EDIT: I originally cut and pasted a question I'd asked earlier on stackoverflow that got closed: https://stackoverflow.com/questions/32622224/how-to-kill-pipe-by-inode-number-only
I've now run into the same problem with a different process and have now edited my question for that process (the new pid is 23758).
The process appears to be in disk wait:
> ps -wwwlp 23758
F S UID PID PPID C PRI NI ADDR SZ WCHAN TTY TIME CMD
0 D 500 23758 1 0 80 0 - 3651 lookup ? 00:00:00 bc-xwd.pl
"lsof -p 23758" returns many lines, but the "interesting" ones appear to be:
bc-xwd.pl 23758 barrycar 0r FIFO 0,6 0t0 82208417 pipe
bc-xwd.pl 23758 barrycar 1w CHR 1,3 0t0 620 /dev/null
bc-xwd.pl 23758 barrycar 2w CHR 1,3 0t0 620 /dev/null
Although "lsof -p" doesn't show it, bc-xwd.pl accesses /mnt/sshfs, an HFS read-only loop-mounted filesystem that has a tendency to crash every so often. When it does crash, I get several console messages that look like this:
Message from syslogd@domain at Oct 24 05:54:32 ...
kernel: [<c0408474>] ? sysenter_do_call+0x12/0x28
Message from syslogd@domain at Oct 24 05:54:32 ...
kernel:Code: 8b 44 10 2c e8 84 10 de ff 8b 83 a0 00 00 00 0f b7 50 04 39 d6 7c e5 8b 93 a0 00 00 00 8b 42 18 85 c0 74 16 c7 42 18 00 00 00 00 <8b> 30 e8 bf fc ff ff 85 f6 74 04 89 f0 eb f1 8b 83 a4 00 00 00
Message from syslogd@domain at Oct 24 05:54:32 ...
kernel:EIP: [<c06af6b0>] skb_release_data+0x78/0x96 SS:ESP 0068:df021da8
(and several more).
Usually, the processes accessing it simply die, but some hang as above.
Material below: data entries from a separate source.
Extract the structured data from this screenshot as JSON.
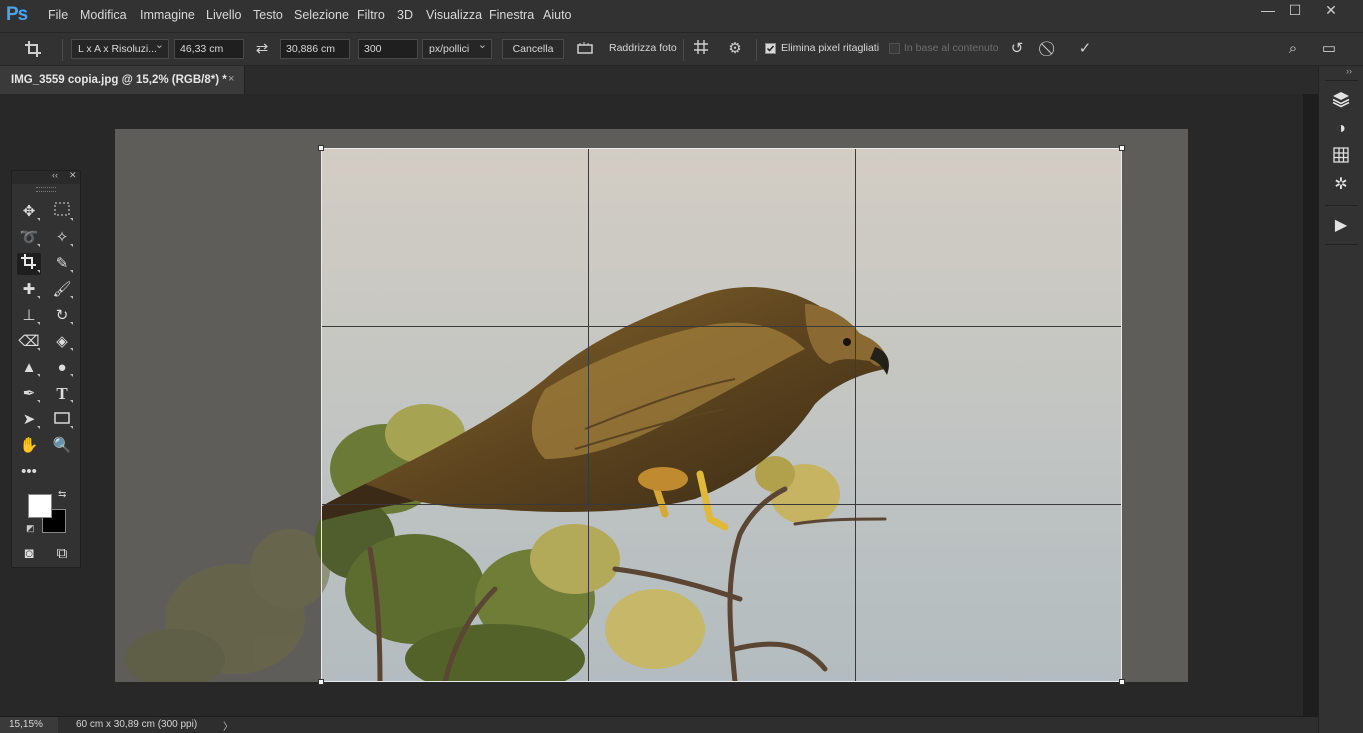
{
  "app": {
    "logo": "Ps"
  },
  "menu": [
    "File",
    "Modifica",
    "Immagine",
    "Livello",
    "Testo",
    "Selezione",
    "Filtro",
    "3D",
    "Visualizza",
    "Finestra",
    "Aiuto"
  ],
  "window_controls": {
    "minimize": "—",
    "maximize": "☐",
    "close": "✕"
  },
  "options": {
    "preset": "L x A x Risoluzi...",
    "width": "46,33 cm",
    "height": "30,886 cm",
    "resolution": "300",
    "units": "px/pollici",
    "clear_label": "Cancella",
    "straighten_label": "Raddrizza foto",
    "delete_cropped_label": "Elimina pixel ritagliati",
    "delete_cropped_checked": true,
    "content_aware_label": "In base al contenuto",
    "content_aware_checked": false
  },
  "document": {
    "tab_title": "IMG_3559 copia.jpg @ 15,2% (RGB/8*) *",
    "close_glyph": "×"
  },
  "status": {
    "zoom": "15,15%",
    "doc_size": "60 cm x 30,89 cm (300 ppi)",
    "arrow": "〉"
  },
  "toolbox": {
    "active_tool": "crop-tool",
    "foreground_color": "#ffffff",
    "background_color": "#000000"
  },
  "right_panels": [
    "layers-icon",
    "adjustments-icon",
    "swatches-icon",
    "navigator-icon",
    "play-action-icon"
  ]
}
Remounting the filesystem doesn't help.
I did this (in bash) to hit it with every kill signal possible:
perl -le 'for (@ARGV) {print "kill -$_ 23758"}' `kill -l` | sh
but it still lives. I did the same thing tcsh (replacing "| sh" with "| tcsh") with same lack of results.
I also looked at all the files in /proc/23758 by doing this:
find /proc/23758 -type f | perl -nle 'print "$_:";system("cat $_");'
but there were a lot of results and I'm not sure how many were actually important. If there are any specific files it would be useful to post, please let me know and I will.
Why this is important: my CPU appears to be a lot slower since this process started hanging (it's been a couple of days now). Last time this happened, I rebooted, and everything was fine, but I'm hoping to avoid a reboot this time.
Original question below:
I have several processes (some piped to each other) that even kill -9 won't kill. When I run lsof -p on one of them, I see several lines, one of which reads:
COMMAND PID USER FD TYPE DEVICE SIZE/OFF NODE NAME
convert 9859 barrycar 0r FIFO 0,6 0t0 74488298 pipe
I'm pretty sure this is the problem: the processes opened pipes to communicate with each other on a device that crashed (which I later remounted readonly with a different /dev/ device file).
I think that if I can destroy the pipe with inode 74488298, the two processes linked by this pipe (which of course has another inode number for the second process) will die.
So, how can I do this and/or what kill signal can I send to the processes that says "your pipes are broken, give up and die"? I've tried POLL, TRAP, HUP, (and of course kill -KILL aka kill -9) to no avail.